NYC mayor pledges RENAMING & painting streets ‘Black Lives Matter’ in bid to appease George Floyd protesters
“A proposal put on the table was to name streets in each borough and to paint the words on the streets of this city. In each borough, at a crucial location,” the mayor said at a press conference on Tuesday, adding that it was time the city officially did something “to represent the fundamental power of Black Lives Matter.”
What will be clear in the street name and on the streets of our city is that message, that now our city must fully, fully, deeply feel – and this nation must as well – that Black Lives Matter.
One of the locations will be “near” the City Hall in Manhattan, while the others will be decided by city leaders and activists, the mayor added.Also on rt.com WATCH: DC city workers paint GIANT Black Lives Matter mural on street near WH, BLM calls it ‘performative’
De Blasio’s redecoration pledge is patterned after the similar stunt by Washington DC Mayor Muriel Bowser, who last week had city workers paint BLACK LIVES MATTER along the street just north of the White House, and put up a sign “Black Lives Matter Plaza” outside the church vandalized and set on fire by protesters several days earlier.
Black Lives Matter DC responded by calling the gestures “performative” and demanding more specific steps, such as defunding the police.
On Monday, protesters in New York gathered outside Gracie Mansion – the mayoral residence – to demand De Blasio’s resignation.
Gracie mansion, right now.

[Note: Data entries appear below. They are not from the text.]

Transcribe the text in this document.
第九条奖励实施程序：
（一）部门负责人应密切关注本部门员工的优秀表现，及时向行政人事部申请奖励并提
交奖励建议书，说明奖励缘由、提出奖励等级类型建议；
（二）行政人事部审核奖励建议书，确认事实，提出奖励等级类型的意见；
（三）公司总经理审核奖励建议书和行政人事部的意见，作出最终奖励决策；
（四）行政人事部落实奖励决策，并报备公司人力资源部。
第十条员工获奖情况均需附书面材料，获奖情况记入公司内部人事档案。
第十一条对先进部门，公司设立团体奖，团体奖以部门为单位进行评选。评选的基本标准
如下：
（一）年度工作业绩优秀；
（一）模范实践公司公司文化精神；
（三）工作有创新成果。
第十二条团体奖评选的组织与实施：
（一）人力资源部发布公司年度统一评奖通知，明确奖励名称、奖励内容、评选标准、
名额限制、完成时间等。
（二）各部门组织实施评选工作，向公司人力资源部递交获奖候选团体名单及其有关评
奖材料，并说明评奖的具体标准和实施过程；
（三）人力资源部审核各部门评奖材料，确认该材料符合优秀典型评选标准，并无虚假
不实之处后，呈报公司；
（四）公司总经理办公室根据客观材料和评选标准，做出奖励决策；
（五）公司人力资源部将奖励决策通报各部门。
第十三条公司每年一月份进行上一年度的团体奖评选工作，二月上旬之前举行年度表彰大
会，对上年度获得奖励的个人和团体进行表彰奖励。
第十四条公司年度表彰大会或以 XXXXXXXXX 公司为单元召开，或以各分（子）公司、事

Chants of “Deblasio, resign” pic.twitter.com/Km7SRKaTNV— grif (@griffin_nyc) June 9, 2020
New York has been hit by a wave of protests sparked by the death of George Floyd in Minneapolis, Minnesota on May 25. The African-American man died after a police officer knelt on his neck for almost nine minutes. Though the officer was immediately fired and quickly charged with murder, protests turned to riots within days and spread to the rest of the US.
De Blasio has come under harsh criticism this week, not just by activists but by other city officials, over his handling of both the protests and the Covid-19 pandemic, which hit New York City particularly hard.